Эпоха харафишей
Шрифт:
— Хвала Аллаху, средств к существованию тут более чем достаточно…
И мягко добавил:
— Может быть, если они будут у нас, им предоставится лучший шанс?
Она пылко ответила:
— Я не хочу отказываться от них!
Он пояснил:
— Мы не навязываем вам то, что вам неприятно, однако разве это справедливо лишать их лучшей жизни?
Она принялась кусать свои ноги, сама того не ведая, а Хидр меж тем продолжил:
— Мы не навязываем вам то, что вам неприятно…
— Расценивайте наш визит к вам как повод познакомиться, а заодно выражение дружбы, — сказал Ридван.
Хидр добавил:
— И знайте, что вы не одиноки, мы тоже часть вашей семьи. У вас есть время неспеша обдумать то, что я предлагаю.
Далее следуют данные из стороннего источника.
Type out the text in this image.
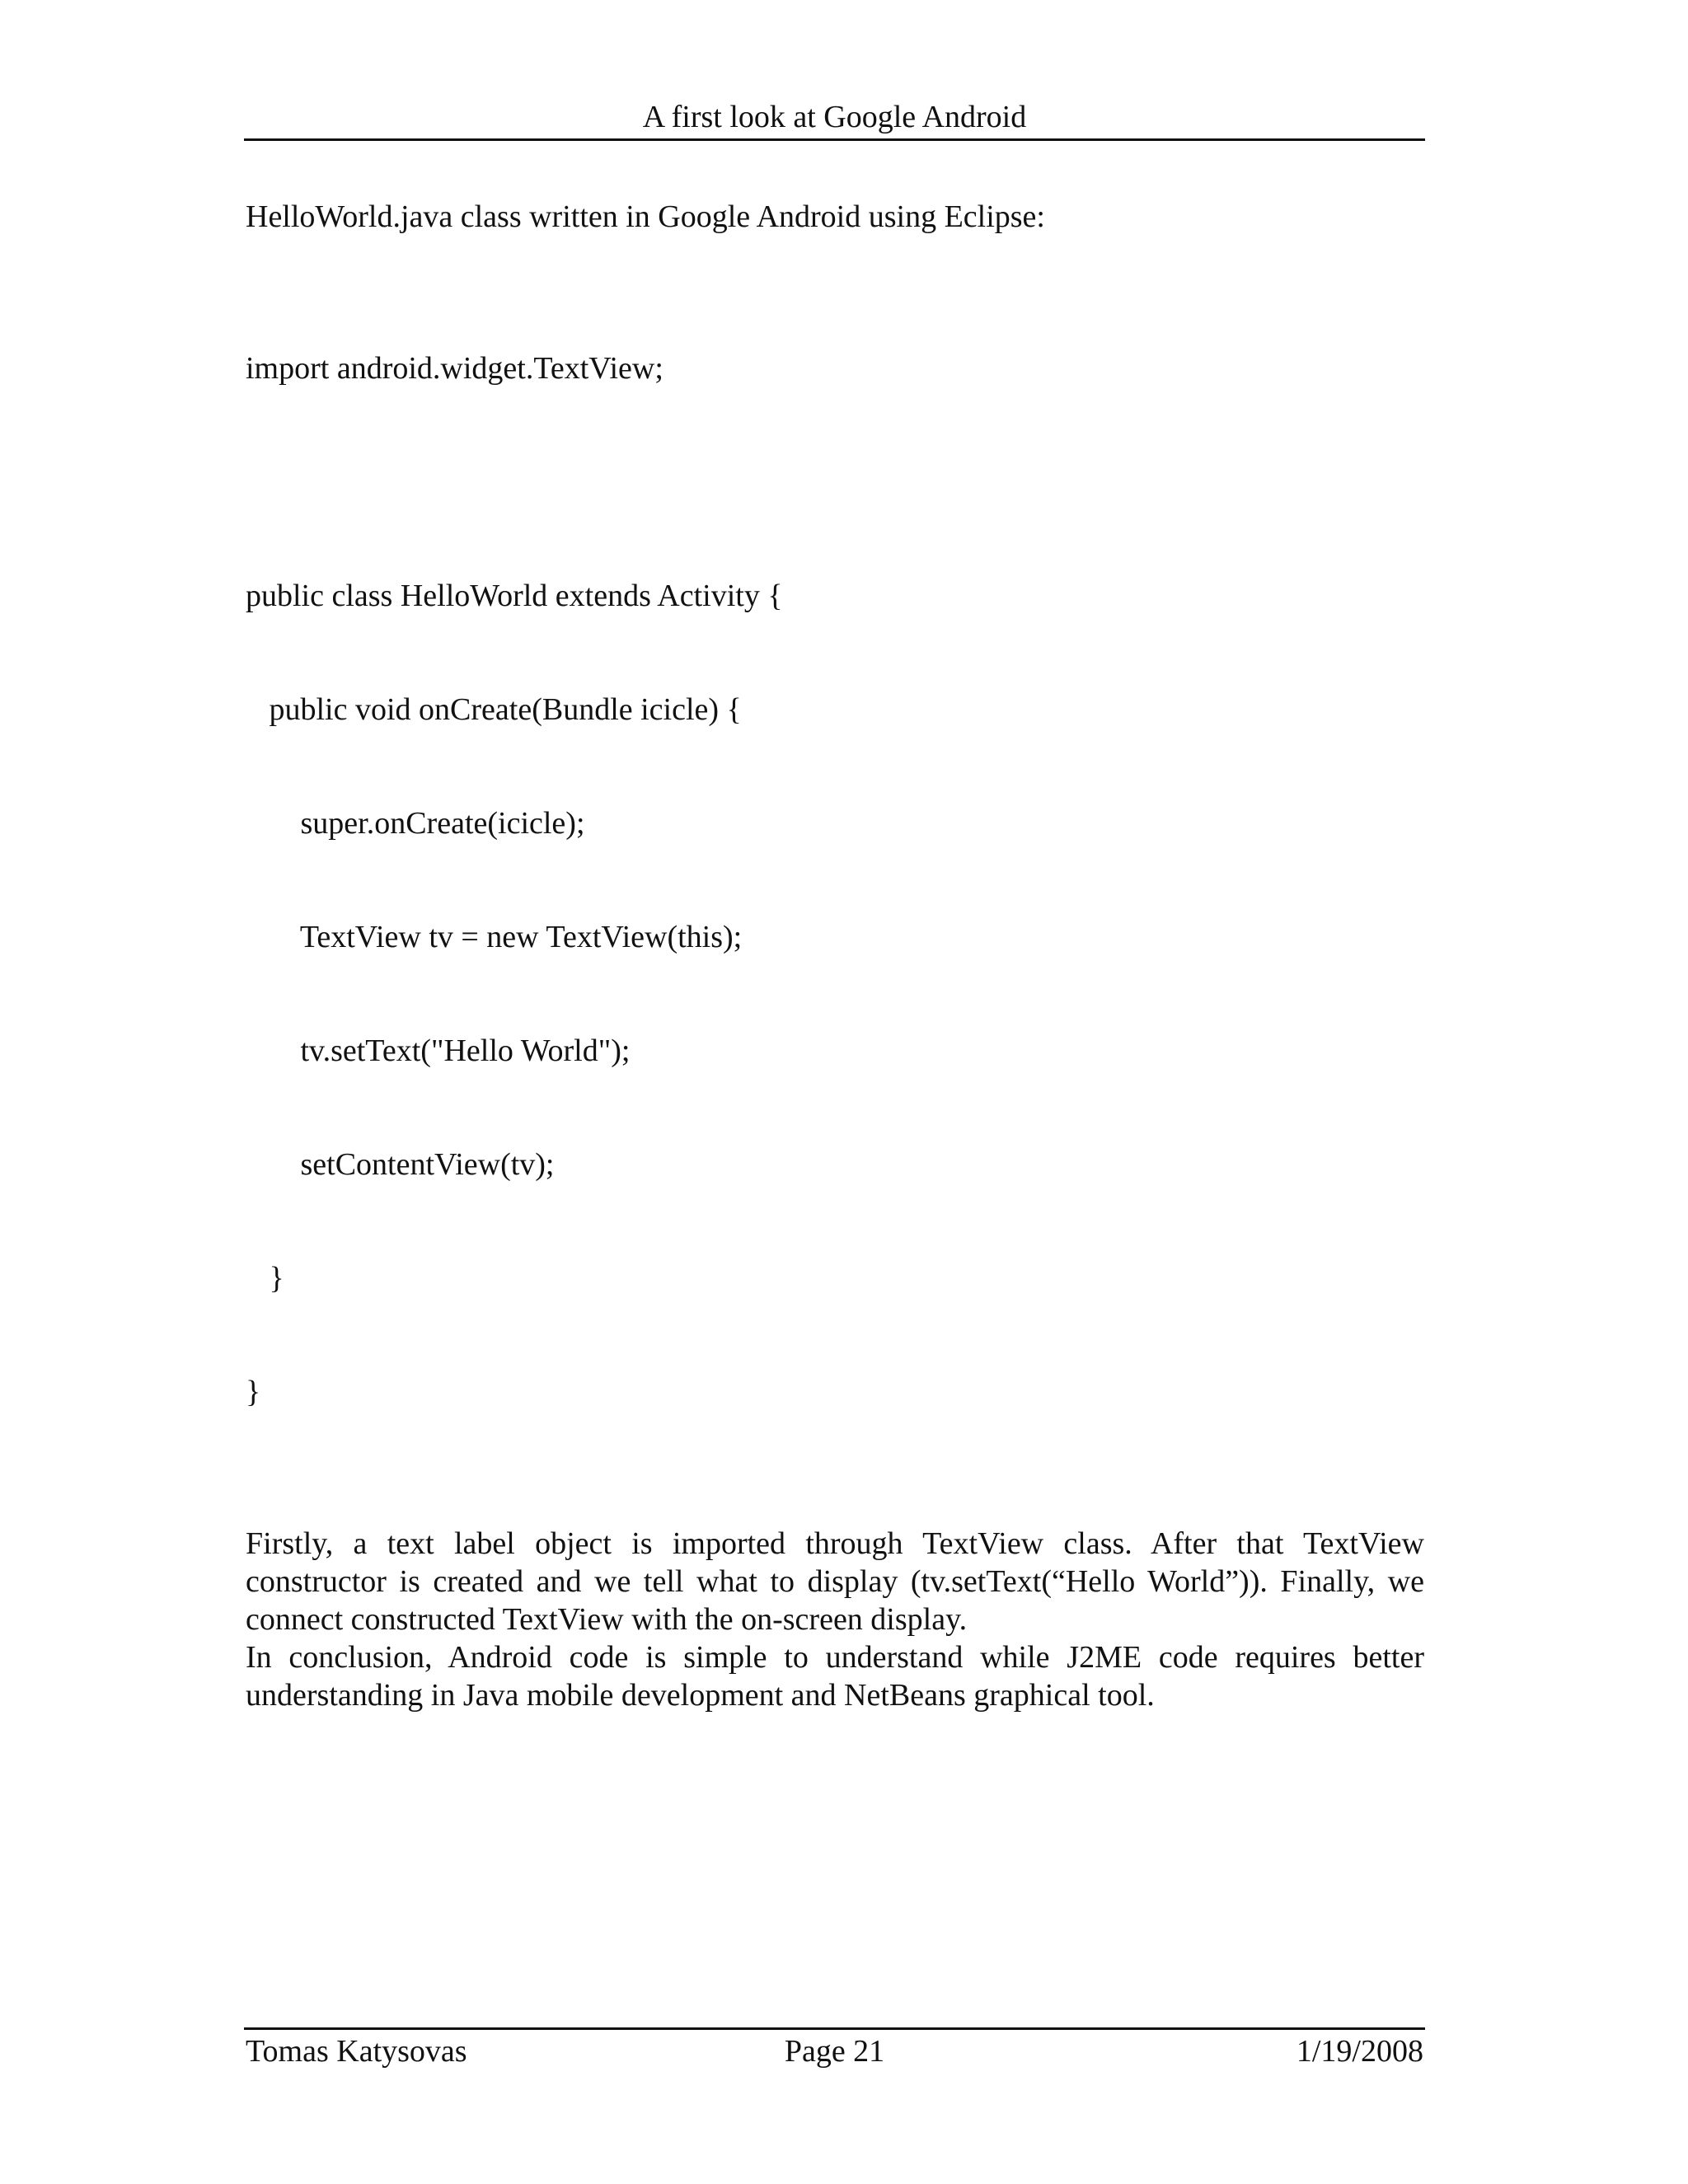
A first look at Google Android

HelloWorld.java class written in Google Android using Eclipse:

import android.widget.TextView;

public class HelloWorld extends Activity {

public void onCreate(Bundle icicle) {

super.onCreate(icicle);

TextView tv = new TextView(this);

tv.setText("Hello World");

setContentView(tv);

}

}

Firstly, a text label object is imported through TextView class. After that TextView constructor is created and we tell what to display (tv.setText(“Hello World”)). Finally, we connect constructed TextView with the on-screen display.

In conclusion, Android code is simple to understand while J2ME code requires better understanding in Java mobile development and NetBeans graphical tool.

Tomas Katysovas	Page 21	1/19/2008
Приходите к нам с детьми, если возникнет такое желание. Вы можете навещать
Как только вдали умолк звон от колокольчиков двуколки, Абдулбасит тут же появился в лавке и с интересом спросил её:
— Чего хотели эти господа?
Теперь уже не было ничего странного в том, что она разговаривала с ним без церемоний. Достаточно давно она перестала пытаться оттолкнуть его или вызывающе противостоять ему. Даже его неприятная внешность больше не отталкивала и не беспокоила её. И потому она доверилась ему, рассказав, что у неё на душе. Он поспешил заявить:
— Это и есть сам здравый смысл.
— Чтобы я оставила детей?
— Совсем нет, отправить их туда, где их ждёт счастливый шанс.
— Что вам известно о материнском сердце?
— Истинное материнство — это жертва.
Она хитрым тоном сказала:
— Возможно, самым здравым решением было бы мне самой уйти к ним вместе с детьми…
Он воскликнул:
— Упаси Боже!
— Но они часть моей семьи.
— Но вы для них чужая — вы ведь родом из Булака, а они — из квартала Хусейна. Здесь у вас есть почёт и уважение.
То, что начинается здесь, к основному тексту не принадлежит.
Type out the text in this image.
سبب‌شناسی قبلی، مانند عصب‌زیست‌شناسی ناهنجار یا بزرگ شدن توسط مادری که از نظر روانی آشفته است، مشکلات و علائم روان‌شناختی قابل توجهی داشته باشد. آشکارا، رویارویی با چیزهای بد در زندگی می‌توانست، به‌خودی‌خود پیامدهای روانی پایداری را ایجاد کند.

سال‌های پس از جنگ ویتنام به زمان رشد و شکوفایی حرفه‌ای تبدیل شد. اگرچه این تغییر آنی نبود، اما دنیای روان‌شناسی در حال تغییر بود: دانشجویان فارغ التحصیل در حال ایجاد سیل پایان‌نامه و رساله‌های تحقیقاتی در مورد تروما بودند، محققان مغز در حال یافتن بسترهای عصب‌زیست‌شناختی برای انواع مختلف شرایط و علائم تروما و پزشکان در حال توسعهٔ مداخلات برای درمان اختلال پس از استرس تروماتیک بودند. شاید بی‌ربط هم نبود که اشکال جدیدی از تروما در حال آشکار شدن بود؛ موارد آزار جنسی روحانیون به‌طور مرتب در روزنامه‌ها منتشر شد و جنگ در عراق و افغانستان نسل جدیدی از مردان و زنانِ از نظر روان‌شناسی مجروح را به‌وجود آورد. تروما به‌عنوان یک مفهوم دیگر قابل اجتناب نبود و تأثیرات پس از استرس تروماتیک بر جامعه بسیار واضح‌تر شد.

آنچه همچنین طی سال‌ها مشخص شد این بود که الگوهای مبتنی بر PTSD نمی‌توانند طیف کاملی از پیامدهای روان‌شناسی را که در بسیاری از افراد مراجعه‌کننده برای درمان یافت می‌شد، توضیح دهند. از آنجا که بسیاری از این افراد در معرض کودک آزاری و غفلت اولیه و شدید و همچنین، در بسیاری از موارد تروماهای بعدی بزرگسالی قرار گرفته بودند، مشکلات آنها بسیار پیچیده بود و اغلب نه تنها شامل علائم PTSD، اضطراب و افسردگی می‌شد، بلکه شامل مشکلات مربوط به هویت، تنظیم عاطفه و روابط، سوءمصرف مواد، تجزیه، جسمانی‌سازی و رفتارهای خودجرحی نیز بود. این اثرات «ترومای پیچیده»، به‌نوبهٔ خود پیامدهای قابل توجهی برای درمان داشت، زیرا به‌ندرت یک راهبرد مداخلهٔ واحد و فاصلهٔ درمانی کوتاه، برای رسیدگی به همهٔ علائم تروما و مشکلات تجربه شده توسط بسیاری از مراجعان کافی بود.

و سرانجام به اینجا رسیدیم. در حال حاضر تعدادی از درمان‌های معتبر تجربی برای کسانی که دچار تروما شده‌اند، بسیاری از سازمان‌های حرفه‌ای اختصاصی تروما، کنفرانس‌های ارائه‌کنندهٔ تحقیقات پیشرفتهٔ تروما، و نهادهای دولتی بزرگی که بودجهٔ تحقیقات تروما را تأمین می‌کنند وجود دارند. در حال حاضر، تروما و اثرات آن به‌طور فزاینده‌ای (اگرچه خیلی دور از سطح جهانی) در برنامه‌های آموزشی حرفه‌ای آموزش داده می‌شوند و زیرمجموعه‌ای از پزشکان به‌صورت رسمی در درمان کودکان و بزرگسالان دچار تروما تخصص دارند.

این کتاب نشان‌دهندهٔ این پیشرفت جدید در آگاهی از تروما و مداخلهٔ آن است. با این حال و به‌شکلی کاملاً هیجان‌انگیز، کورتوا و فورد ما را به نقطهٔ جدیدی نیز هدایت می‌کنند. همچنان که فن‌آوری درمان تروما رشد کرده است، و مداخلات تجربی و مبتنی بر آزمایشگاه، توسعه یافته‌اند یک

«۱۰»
И пристально глядя ей в лицо своими маленькими, жадными глазами, он пробормотал:
— И здесь есть тот, кто любит вас больше всего на свете!
Нет ничего постоянного в этом мире, кроме самого движения по кругу. Это боль и радость. Когда листья снова зеленеют, цветы распускаются, плоды созревают, из памяти стираются зимние трескучие холода.
Всё, что происходит — обычные дела, не отрицаемые ни обычным правом, ни религиозным. За непроницаемостью и твёрдостью людей таится сострадание, словно сладостный сок кокосового ореха под жёсткой скорлупой. Так и переехали из Булака в дом к своему дяде Хидру Ан-Наджи Руммана, Курра и Вахид. Мальчики не осознавали, чего от них хотят. Они разразились слезами, и Махасин тоже горько плакала. Своё решение она оправдывала утверждением о том, что семейство Ан-Наджи пригрозило ей тем, что обратятся в суд. Она выдумала оправдание своему поведению, но при этом испытывала искреннюю и глубокую печаль. В сердце её пульсировали самые противоречивые эмоции, подобно плоду абрикоса со сладкой мякотью и горьким ядром. Это был и альтруизм ради блага своих детей, и одновременно с тем жертвование ими. Борьба между верностью Самахе и постоянным воспоминанием о том, что он обманул её, а потом оставил одну. И ещё более сильная борьба между терпением и лишениями с одной стороны, и капитуляцией перед самой жизнью, бьющей неистовым потоком, с другой. Как и между промахами и искушением и законным правом реализовать свой ненасытный инстинкт. Она убедила себя в том, что является слабой женщиной и потому должна действовать исходя из этой слабости и сохранения правильного поведения. Её поддержали шейх местной мечети, шейх переулка и большинство соседей.
— Нет ничего хорошего в том, чтобы хранить верность убийце…
— И нет ничего хорошего в том, чтобы оставаться красивой, молодой и незамужней.
Могла ли она позабыть о том, какие гадкие слухи преследовали её собственную покойную мать до самой её смерти? Посему её брак с детективом казался большинству жителей переулка желательным делом.
Так Махасин передала детей семейству Ан-Наджи и добилась развода с находящемся в бегах убийцей.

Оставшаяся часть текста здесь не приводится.